Roasted Root Veg Soda Bread
This no-knead bread is so easy to make and comes together with simple ingredients. It's super tasty as toast with butter, or served alongside soup. You can make it with any root veg you like – carrots, squash, beetroot or, like us, parnsips – and you can even use any leftover roasted veg you have.
- No buttermilk? Make a 50:50 mix of milk and yoghurt.

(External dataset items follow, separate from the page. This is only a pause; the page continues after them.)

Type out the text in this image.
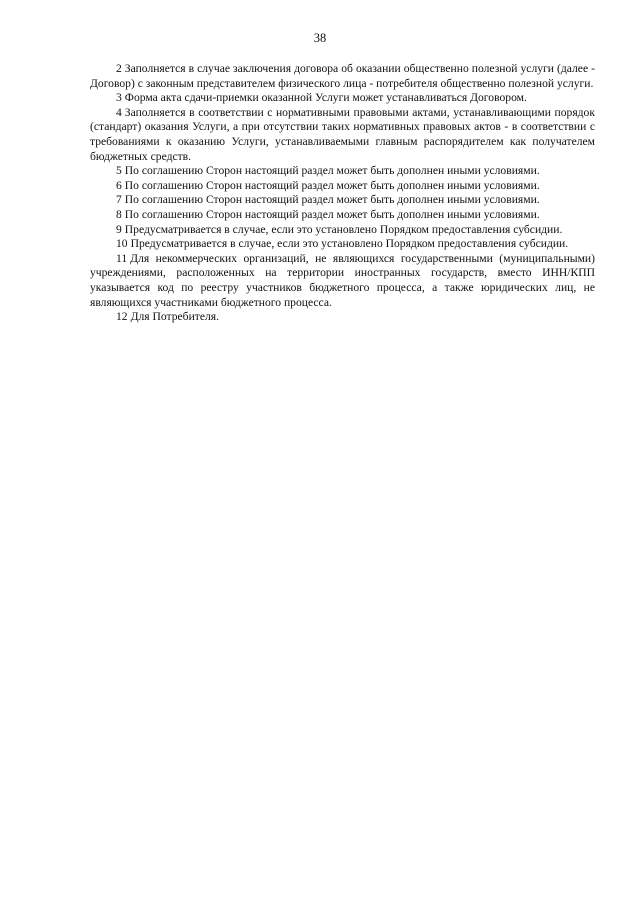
38

2 Заполняется в случае заключения договора об оказании общественно полезной услуги (далее - Договор) с законным представителем физического лица - потребителя общественно полезной услуги.

3 Форма акта сдачи-приемки оказанной Услуги может устанавливаться Договором.

4 Заполняется в соответствии с нормативными правовыми актами, устанавливающими порядок (стандарт) оказания Услуги, а при отсутствии таких нормативных правовых актов - в соответствии с требованиями к оказанию Услуги, устанавливаемыми главным распорядителем как получателем бюджетных средств.

5 По соглашению Сторон настоящий раздел может быть дополнен иными условиями.

6 По соглашению Сторон настоящий раздел может быть дополнен иными условиями.

7 По соглашению Сторон настоящий раздел может быть дополнен иными условиями.

8 По соглашению Сторон настоящий раздел может быть дополнен иными условиями.

9 Предусматривается в случае, если это установлено Порядком предоставления субсидии.

10 Предусматривается в случае, если это установлено Порядком предоставления субсидии.

11 Для некоммерческих организаций, не являющихся государственными (муниципальными) учреждениями, расположенных на территории иностранных государств, вместо ИНН/КПП указывается код по реестру участников бюджетного процесса, а также юридических лиц, не являющихся участниками бюджетного процесса.

12 Для Потребителя.
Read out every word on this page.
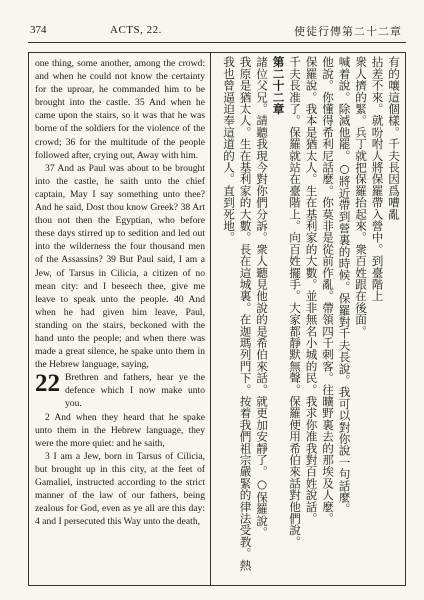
374	ACTS, 22.	使徒行傳第二十二章

one thing, some another, among the crowd: and when he could not know the certainty for the uproar, he commanded him to be brought into the castle. 35 And when he came upon the stairs, so it was that he was borne of the soldiers for the violence of the crowd; 36 for the multitude of the people followed after, crying out, Away with him.

37 And as Paul was about to be brought into the castle, he saith unto the chief captain, May I say something unto thee? And he said, Dost thou know Greek? 38 Art thou not then the Egyptian, who before these days stirred up to sedition and led out into the wilderness the four thousand men of the Assassins? 39 But Paul said, I am a Jew, of Tarsus in Cilicia, a citizen of no mean city: and I beseech thee, give me leave to speak unto the people. 40 And when he had given him leave, Paul, standing on the stairs, beckoned with the hand unto the people; and when there was made a great silence, he spake unto them in the Hebrew language, saying,

22 Brethren and fathers, hear ye the defence which I now make unto you.

2 And when they heard that he spake unto them in the Hebrew language, they were the more quiet: and he saith,

3 I am a Jew, born in Tarsus of Cilicia, but brought up in this city, at the feet of Gamaliel, instructed according to the strict manner of the law of our fathers, being zealous for God, even as ye all are this day: 4 and I persecuted this Way unto the death,

有的嚷這個樣。千夫長因爲嘈亂
拈差不來。就吩咐人將保羅帶入營中。到臺階上
衆人擠的緊。兵丁就把保羅抬起來。衆百姓跟在後面。
喊着說。除滅他罷。○將近帶到營裏的時候。保羅對千夫長說。我可以對你說一句話麼。
他說。你懂得希利尼話麼。你莫非是從前作亂。帶領四千刺客。往曠野裏去的那埃及人麼。
保羅說。我本是猶太人。生在基利家的大數。並非無名小城的民。我求你准我對百姓說話。
千夫長准了。保羅就站在臺階上。向百姓擺手。大家都靜默無聲。保羅便用希伯來話對他們說。
第二十二章
諸位父兄。請聽我現今對你們分訴。衆人聽見他說的是希伯來話。就更加安靜了。○保羅說。
我原是猶太人。生在基利家的大數。長在這城裏。在迦瑪列門下。按着我們祖宗嚴緊的律法受教。熱
我也曾逼迫奉這道的人。直到死地。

- No parsnips? Use roasted carrots, squash or beetroot instead.
Prep time: 15 minutes
Cook time: 45 minutes
Total time: 60 minutes
300 g Leftover roasted root vegetables
250 g Plain flour
250 g Wholemeal flour
50 g Rolled oats (plus 1 tbsp for topping)
1 tsp Bicarbonate of soda
1 tsp Sea salt
350 ml Buttermilk
1 tbsp Olive oil
- Preheat the oven to 180C/160c fan/4 gas mark. In a large mixing bowl, combine the plain flour, wholemeal flour, oats, bicarbonate of soda and sea salt.

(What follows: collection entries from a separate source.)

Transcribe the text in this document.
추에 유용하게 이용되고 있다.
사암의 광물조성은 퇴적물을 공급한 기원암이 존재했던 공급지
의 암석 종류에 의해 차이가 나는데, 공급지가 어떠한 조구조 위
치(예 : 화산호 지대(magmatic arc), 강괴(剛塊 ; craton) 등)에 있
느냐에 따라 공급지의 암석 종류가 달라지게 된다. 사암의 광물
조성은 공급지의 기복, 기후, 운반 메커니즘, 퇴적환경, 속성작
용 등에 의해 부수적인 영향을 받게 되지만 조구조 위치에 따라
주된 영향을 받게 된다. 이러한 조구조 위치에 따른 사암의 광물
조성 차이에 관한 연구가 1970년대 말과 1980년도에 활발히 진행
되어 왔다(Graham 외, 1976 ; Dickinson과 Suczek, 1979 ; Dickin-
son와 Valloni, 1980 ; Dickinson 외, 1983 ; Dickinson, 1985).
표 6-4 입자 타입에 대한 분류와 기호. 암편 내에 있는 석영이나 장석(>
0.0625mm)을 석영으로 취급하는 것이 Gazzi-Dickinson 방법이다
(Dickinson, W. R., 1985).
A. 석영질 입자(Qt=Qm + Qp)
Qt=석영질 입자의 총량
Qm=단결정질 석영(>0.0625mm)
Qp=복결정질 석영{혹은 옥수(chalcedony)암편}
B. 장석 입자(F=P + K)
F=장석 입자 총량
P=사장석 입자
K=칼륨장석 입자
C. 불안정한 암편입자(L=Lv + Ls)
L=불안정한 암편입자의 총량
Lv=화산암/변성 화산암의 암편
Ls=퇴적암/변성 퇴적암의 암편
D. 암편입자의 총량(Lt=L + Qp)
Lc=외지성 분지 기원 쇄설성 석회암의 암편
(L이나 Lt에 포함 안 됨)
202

- Add the roasted and cooled parsnips to a bowl, then use a fork to mash into a chunky puree.
- Pour the mashed parsnips and buttermilk to the dry ingredients. Stir with a wooden spoon until you have a dough.
- Turn the dough out onto a lightly floured surface, give it just a couple of quick kneads to bring it together, and shape into a mound (or two if you're making smaller loaves).

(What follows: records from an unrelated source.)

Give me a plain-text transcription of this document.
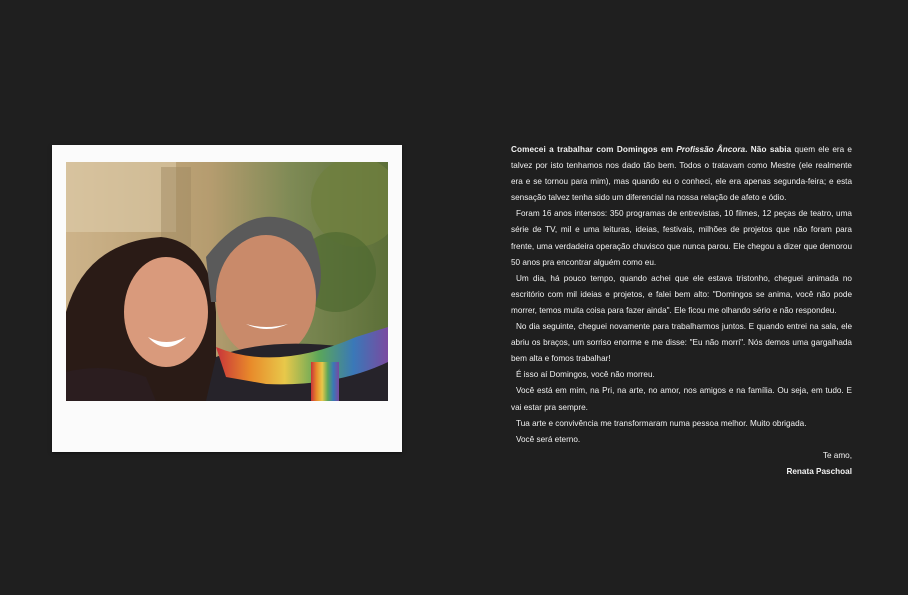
Comecei a trabalhar com Domingos em Profissão Âncora. Não sabia quem ele era e talvez por isto tenhamos nos dado tão bem. Todos o tratavam como Mestre (ele realmente era e se tornou para mim), mas quando eu o conheci, ele era apenas segunda-feira; e esta sensação talvez tenha sido um diferencial na nossa relação de afeto e ódio.

Foram 16 anos intensos: 350 programas de entrevistas, 10 filmes, 12 peças de teatro, uma série de TV, mil e uma leituras, ideias, festivais, milhões de projetos que não foram para frente, uma verdadeira operação chuvisco que nunca parou. Ele chegou a dizer que demorou 50 anos pra encontrar alguém como eu.

Um dia, há pouco tempo, quando achei que ele estava tristonho, cheguei animada no escritório com mil ideias e projetos, e falei bem alto: "Domingos se anima, você não pode morrer, temos muita coisa para fazer ainda". Ele ficou me olhando sério e não respondeu.

No dia seguinte, cheguei novamente para trabalharmos juntos. E quando entrei na sala, ele abriu os braços, um sorriso enorme e me disse: "Eu não morri". Nós demos uma gargalhada bem alta e fomos trabalhar!

É isso aí Domingos, você não morreu.

Você está em mim, na Pri, na arte, no amor, nos amigos e na família. Ou seja, em tudo. E vai estar pra sempre.

Tua arte e convivência me transformaram numa pessoa melhor. Muito obrigada.

Você será eterno.

Te amo,

Renata Paschoal
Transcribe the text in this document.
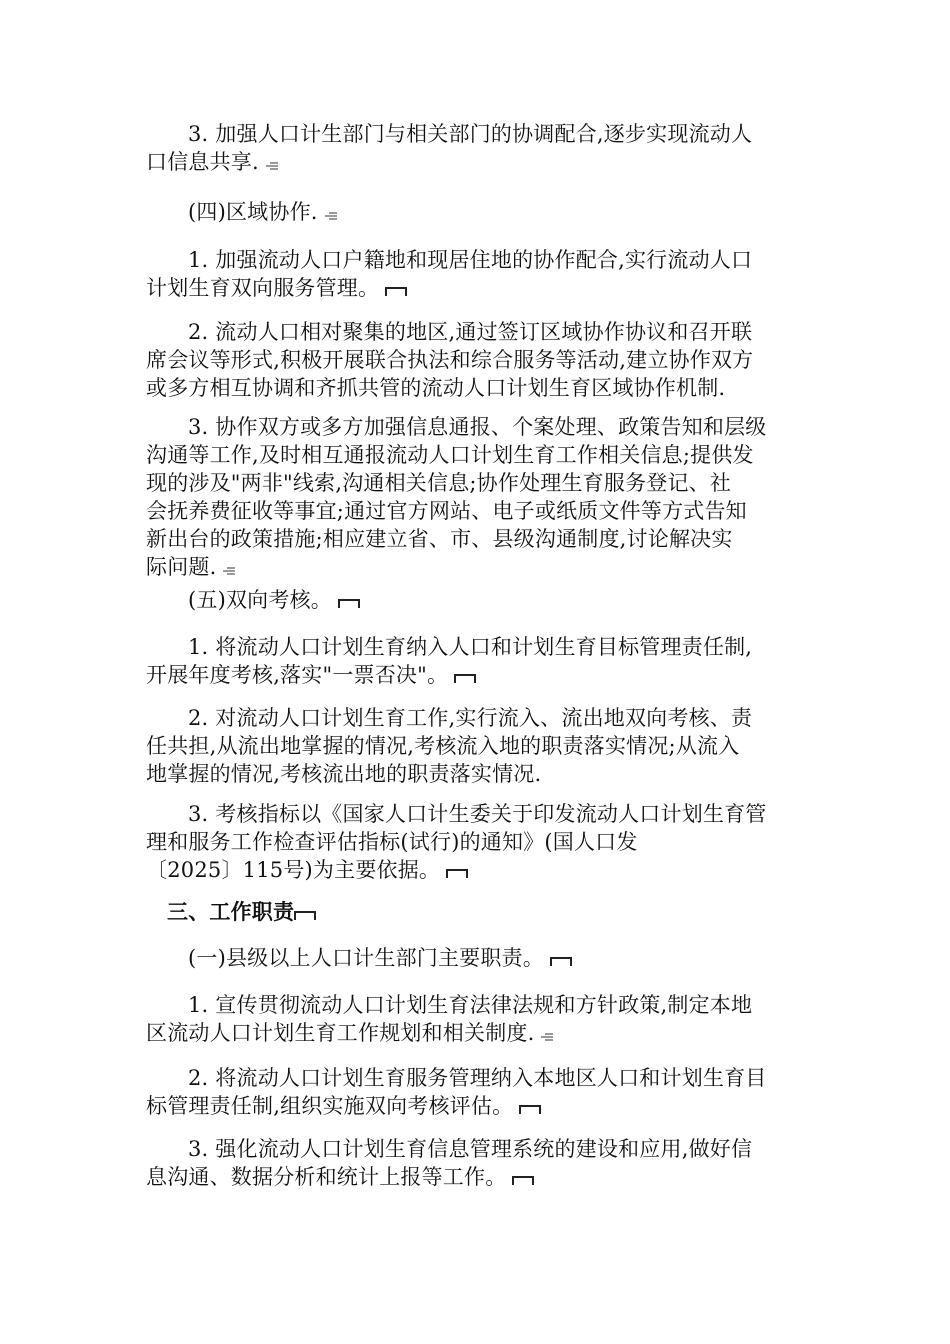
3. 加强人口计生部门与相关部门的协调配合,逐步实现流动人
口信息共享.
(四)区域协作.
1. 加强流动人口户籍地和现居住地的协作配合,实行流动人口
计划生育双向服务管理。
2. 流动人口相对聚集的地区,通过签订区域协作协议和召开联
席会议等形式,积极开展联合执法和综合服务等活动,建立协作双方
或多方相互协调和齐抓共管的流动人口计划生育区域协作机制.
3. 协作双方或多方加强信息通报、个案处理、政策告知和层级
沟通等工作,及时相互通报流动人口计划生育工作相关信息;提供发
现的涉及"两非"线索,沟通相关信息;协作处理生育服务登记、社
会抚养费征收等事宜;通过官方网站、电子或纸质文件等方式告知
新出台的政策措施;相应建立省、市、县级沟通制度,讨论解决实
际问题.
(五)双向考核。
1. 将流动人口计划生育纳入人口和计划生育目标管理责任制,
开展年度考核,落实"一票否决"。
2. 对流动人口计划生育工作,实行流入、流出地双向考核、责
任共担,从流出地掌握的情况,考核流入地的职责落实情况;从流入
地掌握的情况,考核流出地的职责落实情况.
3. 考核指标以《国家人口计生委关于印发流动人口计划生育管
理和服务工作检查评估指标(试行)的通知》(国人口发
〔2025〕115号)为主要依据。
三、工作职责
(一)县级以上人口计生部门主要职责。
1. 宣传贯彻流动人口计划生育法律法规和方针政策,制定本地
区流动人口计划生育工作规划和相关制度.
2. 将流动人口计划生育服务管理纳入本地区人口和计划生育目
标管理责任制,组织实施双向考核评估。
3. 强化流动人口计划生育信息管理系统的建设和应用,做好信
息沟通、数据分析和统计上报等工作。
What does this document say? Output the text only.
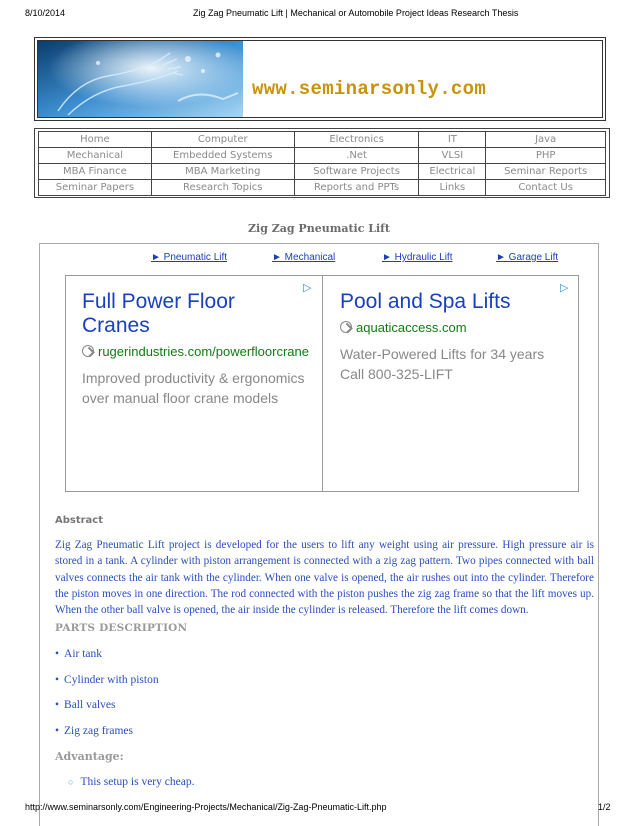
8/10/2014	Zig Zag Pneumatic Lift | Mechanical or Automobile Project Ideas Research Thesis
www.seminarsonly.com
Home	Computer	Electronics	IT	Java
Mechanical	Embedded Systems	.Net	VLSI	PHP
MBA Finance	MBA Marketing	Software Projects	Electrical	Seminar Reports
Seminar Papers	Research Topics	Reports and PPTs	Links	Contact Us
Zig Zag Pneumatic Lift
► Pneumatic Lift	► Mechanical	► Hydraulic Lift	► Garage Lift
▷
Full Power Floor Cranes
rugerindustries.com/powerfloorcrane
Improved productivity & ergonomics over manual floor crane models
▷
Pool and Spa Lifts
aquaticaccess.com
Water-Powered Lifts for 34 years Call 800-325-LIFT
Abstract
Zig Zag Pneumatic Lift project is developed for the users to lift any weight using air pressure. High pressure air is stored in a tank. A cylinder with piston arrangement is connected with a zig zag pattern. Two pipes connected with ball valves connects the air tank with the cylinder. When one valve is opened, the air rushes out into the cylinder. Therefore the piston moves in one direction. The rod connected with the piston pushes the zig zag frame so that the lift moves up. When the other ball valve is opened, the air inside the cylinder is released. Therefore the lift comes down.
PARTS DESCRIPTION
• Air tank
• Cylinder with piston
• Ball valves
• Zig zag frames
Advantage:
○ This setup is very cheap.
http://www.seminarsonly.com/Engineering-Projects/Mechanical/Zig-Zag-Pneumatic-Lift.php	1/2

- Line a baking tray. Place the dough onto the tray, brush with olive oil and scatter a few more oats over the top. Bake for 45-55 minutes until well risen and the base of the loaf sounds hollow when tapped. If you're making two smaller loaves, bake for 25-30 minutes. Transfer to a wire rack and leave to cool before slicing. Enoy!
How to store
Wrap up and store at room temperature for up to 3 days, or in the freezer for up to 2 months.